2.9.20. AssertJ Core 3.12.2

The main issue fixed was to ignore static methods when finding property accessors (contributed by Andy Wilkinson) which could break some tests since bare name method introspection was introduced in 3.12.0.

anySatisfy for Maps was improved and does not continue evaluating elements once a match is found (contributed by Erhard Pointl).

2.9.21. AssertJ Core 3.12.1

Fix a regression that included a bad module-info.class (thanks Jaro Kuruc) and other minor improvements.

2.9.22. AssertJ Core 3.12.0

Release date: 2019-02-14

The main feature of this release is a beta version of the new Recursive comparison API! It covers what isEqualToComparingFieldByFieldRecursively used but easier to use and with more capabilities.

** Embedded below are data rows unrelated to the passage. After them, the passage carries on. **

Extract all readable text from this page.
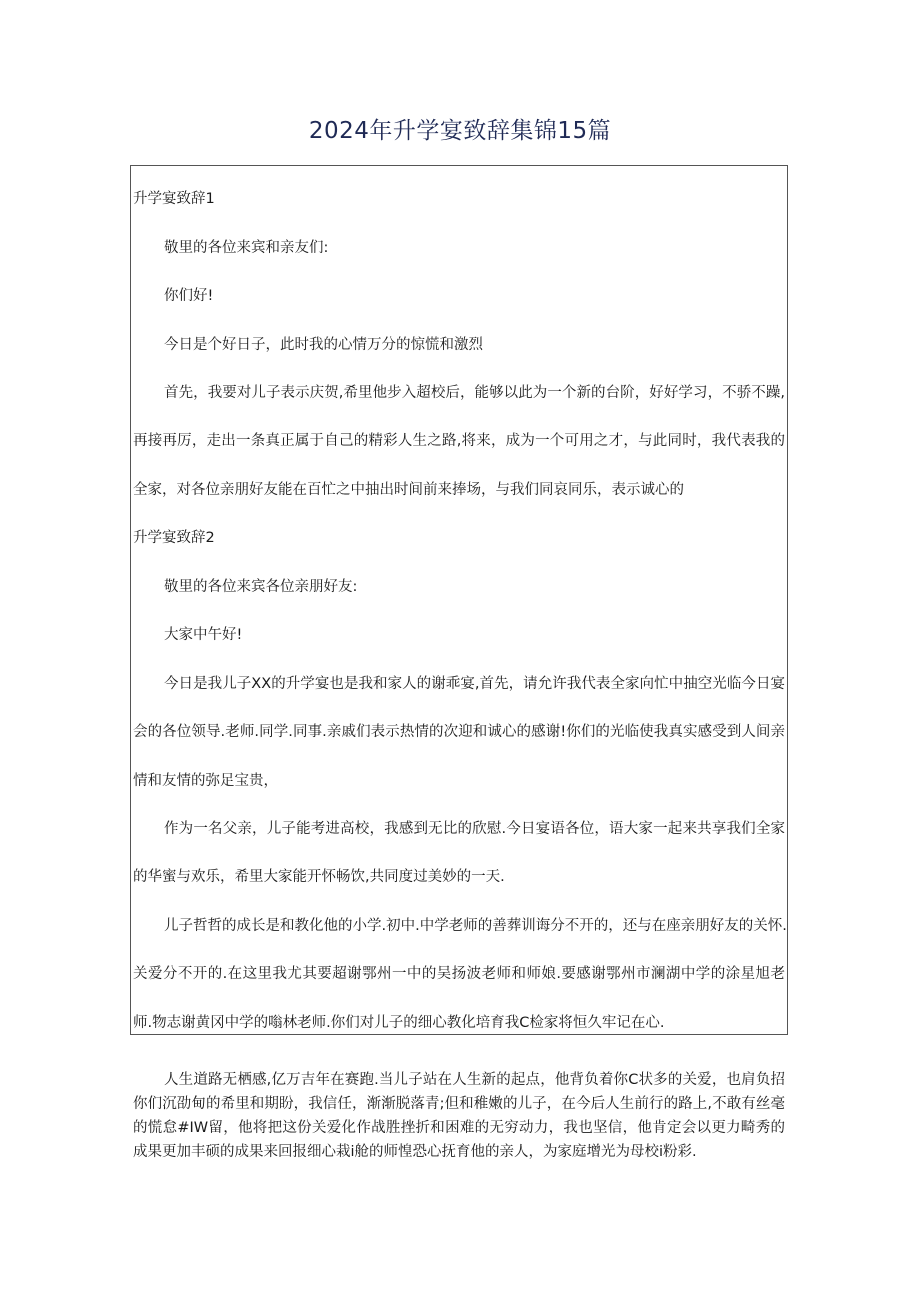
2024年升学宴致辞集锦15篇
升学宴致辞1
敬里的各位来宾和亲友们:
你们好!
今日是个好日子，此时我的心情万分的惊慌和激烈
首先，我要对儿子表示庆贺,希里他步入超校后，能够以此为一个新的台阶，好好学习，不骄不躁,
再接再厉，走出一条真正属于自己的精彩人生之路,将来，成为一个可用之才，与此同时，我代表我的
全家，对各位亲朋好友能在百忙之中抽出时间前来捧场，与我们同哀同乐，表示诚心的
升学宴致辞2
敬里的各位来宾各位亲朋好友:
大家中午好!
今日是我儿子XX的升学宴也是我和家人的谢乖宴,首先，请允许我代表全家向忙中抽空光临今日宴
会的各位领导.老师.同学.同事.亲戚们表示热情的次迎和诚心的感谢!你们的光临使我真实感受到人间亲
情和友情的弥足宝贵，
作为一名父亲，儿子能考进高校，我感到无比的欣慰.今日宴语各位，语大家一起来共享我们全家
的华蜜与欢乐，希里大家能开怀畅饮,共同度过美妙的一天.
儿子哲哲的成长是和教化他的小学.初中.中学老师的善葬训诲分不开的，还与在座亲朋好友的关怀.
关爱分不开的.在这里我尤其要超谢鄂州一中的吴扬波老师和师娘.要感谢鄂州市澜湖中学的涂星旭老
师.物志谢黄冈中学的嗡林老师.你们对儿子的细心教化培育我C检家将恒久牢记在心.

人生道路无栖感,亿万吉年在赛跑.当儿子站在人生新的起点，他背负着你C状多的关爱，也肩负招你们沉劭甸的希里和期盼，我信任，渐渐脱落青;但和稚嫩的儿子，在今后人生前行的路上,不敢有丝毫的慌怠#IW留，他将把这份关爱化作战胜挫折和困难的无穷动力，我也坚信，他肯定会以更力畸秀的成果更加丰硕的成果来回报细心栽i舱的师惶恐心抚育他的亲人，为家庭增光为母校i粉彩.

It is a Beta version because we want to have feedback from the community to make it even better before freezing the API. There are more capabilities to come in the next releases, stay tuned!

Contributors

Big thanks to all the contributors of this release:

Pascal Schumacher, Erhard Pointl, Vladimir Chernikov, Sandra Parsick, Martin Tarjanyi, Stephan Windmüller, Yaroslav Mitsynskiy, Thomas Traude, Georg Berky, Tomek Kaczanowski, Lukáš Křečan, Yoann Rodière, Filip Hrisafov, Steven Schlansker, Jeremy Landis, Jack Gough, Sebastian Kempken, Stefan Mandel, Alexandre de Champeaux, Arvid Heise, Jeff Walker, Dmitrii Priporov and Joshua Kitchen.

Breaking changes

| | This removes the previously supported “Iterable” assertions (like containsOnly), call IteratorAssert#toIterable to access them again, ex: | | ------------------------------------------------------------------------------------------------------------------------------------------------------------------------------------------------------------------------------------------------------------------------------------------ |

Iterator<String> bestBasketBallPlayers = getBestBasketBallPlayers();

assertThat(bestBasketBallPlayers).toIterable().contains("Jordan", "Magic", "Lebron");

AssertJ uses introspection in various places, one example is extracting properties as in extracting("name"). AssertJ is able to get values with getters like getName(), with this improvement it now can get property values with bare name method like name().

| | Bare-named property introspection is enabled by default and thus changes AssertJ behavior which can break some existing tests relying on introspection, this is especially true as AssertJ wrongly tries static methods (https://github.com/assertj/assertj-core/issues/1458 had been created to address that). | | ------------------------------------------------------------------------------------------------------------------------------------------------------------------------------------------------------------------------------------------------------------------------------------------------------------------------------------------------------------------------------------------------- |

It is possible to avoid this problem by calling Assertions.setExtractBareNamePropertyMethods(false); before every impacted tests.

This is a bit tedious but an improvement is planned in the next release to provide a place to perform global configuration with the same mechanism allowing to register a custom representation.